7-step strategy for managing stress at work; May is Mental Health Awareness Month
We work for different reasons – but the most important among them is usually that we need a stable source of income. And everyone who’s ever had a job has felt the pressure of work-related stress at some point.
Yes, most of us profess to love what we choose to do as a profession – be it acting, lumberjack, architect, transporter etc. Any job can have stressful elements, even if you love what you do.
You’re under pressure to meet a deadline or fulfill a challenging commitment. And challenges are good – they help you have a benchmark to aim for, a motivation to work towards a goal. But when work stress becomes chronic, it can be overwhelming — and damaging to both physical and emotional health.
7 steps to managing work-related stress:
- Track Your Stressors: You can track what really triggers the stressful episodes in your work life for a week. The journal kept for a week can tell you in hindsight what made you feel terribly bad and helpless, why you drank extra cups of coffee, and how you felt afterwards.
- Be proactive, not reactive: Develop healthy reactions. Instead of trying to combat stress with fast food or alcohol, do your best to make healthy choices when you feel the tension rising. Remember yoga, exercises, workouts, long walks – all physical exercises are good stress relievers. Also, make time for hobbies and favorite activities. Watch theater or read books, paint, do karaoke, play games with your family; Basically, relax in a healthy way with your family as your lynchpin.
- Divide and maintain
work-life balance: No electronics in the bedroom. Just as you don’t take your homework to the office, avoid taking office work home. Avoid checking email from home in the evening or answering an official (or other) phone over dinner. Situations vary from person to person, and there can be no one-size-fits-all rule of thumb when it comes to how people should balance work and life. But creating some clear boundaries between these areas can reduce the potential for work-life conflict and the stress that comes with it.
- Take time to charge: That’s why weekend retreats exist and they do good business. It doesn’t run away from reality. Anything that involves responsibility, putting it away and reclaiming time for myself, own time is a healthy sign. To avoid the negative effects of chronic stress and burnout, we need time to replenish and return to our pre-stress level of functioning. This recovery process requires “switching off” from work by taking periods when you are not engaging in work-related activities or thinking about work. Relax and you’ll soon be back to work refreshed and ready to perform at your best.

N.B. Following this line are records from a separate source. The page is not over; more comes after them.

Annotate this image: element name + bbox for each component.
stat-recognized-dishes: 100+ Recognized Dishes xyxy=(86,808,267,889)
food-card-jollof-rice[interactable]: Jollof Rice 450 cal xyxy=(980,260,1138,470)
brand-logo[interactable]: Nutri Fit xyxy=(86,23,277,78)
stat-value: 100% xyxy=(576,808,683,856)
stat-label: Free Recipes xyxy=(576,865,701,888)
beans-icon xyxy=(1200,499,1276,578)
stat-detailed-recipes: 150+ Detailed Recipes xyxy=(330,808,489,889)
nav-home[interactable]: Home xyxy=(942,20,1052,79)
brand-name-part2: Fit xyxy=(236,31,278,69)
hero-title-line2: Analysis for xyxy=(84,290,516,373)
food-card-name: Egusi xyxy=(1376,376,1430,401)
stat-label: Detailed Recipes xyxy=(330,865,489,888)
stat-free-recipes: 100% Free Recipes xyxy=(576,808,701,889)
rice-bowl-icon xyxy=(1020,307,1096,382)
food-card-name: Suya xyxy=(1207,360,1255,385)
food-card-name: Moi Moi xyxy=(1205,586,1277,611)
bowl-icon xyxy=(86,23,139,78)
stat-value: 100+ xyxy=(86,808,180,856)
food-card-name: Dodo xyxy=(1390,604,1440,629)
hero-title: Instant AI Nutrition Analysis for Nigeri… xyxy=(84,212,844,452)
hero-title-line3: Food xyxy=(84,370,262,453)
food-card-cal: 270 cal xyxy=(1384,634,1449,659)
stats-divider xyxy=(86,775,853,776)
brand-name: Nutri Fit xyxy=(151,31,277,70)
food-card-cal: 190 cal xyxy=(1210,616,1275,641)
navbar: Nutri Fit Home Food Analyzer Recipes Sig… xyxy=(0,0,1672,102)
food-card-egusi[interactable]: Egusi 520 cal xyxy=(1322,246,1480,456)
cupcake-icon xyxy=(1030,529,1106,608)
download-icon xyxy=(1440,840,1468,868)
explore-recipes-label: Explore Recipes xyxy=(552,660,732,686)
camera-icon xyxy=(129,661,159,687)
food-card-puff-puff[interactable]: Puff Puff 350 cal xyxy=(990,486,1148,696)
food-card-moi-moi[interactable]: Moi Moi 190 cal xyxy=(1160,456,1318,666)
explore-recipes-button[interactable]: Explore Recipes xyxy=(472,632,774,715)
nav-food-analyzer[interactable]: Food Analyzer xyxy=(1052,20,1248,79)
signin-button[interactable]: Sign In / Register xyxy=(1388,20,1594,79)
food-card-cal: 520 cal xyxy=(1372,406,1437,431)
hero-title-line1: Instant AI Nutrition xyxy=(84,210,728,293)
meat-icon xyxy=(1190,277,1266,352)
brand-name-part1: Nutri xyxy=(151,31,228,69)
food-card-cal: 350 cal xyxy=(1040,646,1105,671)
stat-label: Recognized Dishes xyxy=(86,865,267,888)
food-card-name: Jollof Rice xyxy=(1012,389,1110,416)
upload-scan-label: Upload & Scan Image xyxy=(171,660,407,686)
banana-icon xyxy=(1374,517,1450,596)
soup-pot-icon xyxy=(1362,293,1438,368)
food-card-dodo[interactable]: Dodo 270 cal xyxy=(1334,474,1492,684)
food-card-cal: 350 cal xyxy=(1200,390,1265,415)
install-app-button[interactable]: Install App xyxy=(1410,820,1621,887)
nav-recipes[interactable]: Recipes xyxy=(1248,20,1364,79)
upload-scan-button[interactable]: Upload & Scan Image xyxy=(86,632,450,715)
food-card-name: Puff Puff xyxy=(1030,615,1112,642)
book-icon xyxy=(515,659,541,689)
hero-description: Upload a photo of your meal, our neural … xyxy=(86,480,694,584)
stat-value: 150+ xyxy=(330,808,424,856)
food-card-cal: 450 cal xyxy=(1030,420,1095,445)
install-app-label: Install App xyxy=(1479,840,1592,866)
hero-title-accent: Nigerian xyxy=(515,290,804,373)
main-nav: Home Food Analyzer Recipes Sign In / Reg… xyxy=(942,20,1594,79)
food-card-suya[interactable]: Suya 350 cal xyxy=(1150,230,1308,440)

- Learn relaxation: Techniques like meditation, breathing exercises, and mindfulness (a state in which you actively observe present experiences and thoughts without evaluating them) can help reduce stress. Start by taking a few minutes each day to focus on a simple activity like breathing, walking, or eating. The ability to focus on a single activity without distraction will grow with practice and you will find that you can apply it to many different aspects of your life.
- Talk to your manager: Your boss is your ally. When things aren’t relaxed and stressful between you 2, it’s time to sit down for a serious talk. Employee health has been linked to productivity at work, so your boss has incentive to create a work environment that promotes employee well-being.
Get support: Accepting help from trusted friends and family members can improve your ability to manage stress. If you continue to feel overwhelmed by work stress, you should speak to a mental health professional who can help you better manage stress and change unhealthy behaviors. Never let ego, fears or assumptions get the better of you. Go for it, maybe a thousand opportunities will come your way – if you break the ice.
Disclaimer: The tips and suggestions mentioned in this article are for general informational purposes only and should not be construed as professional medical advice. Always consult your doctor or a nutritionist before beginning any fitness program or changing your diet.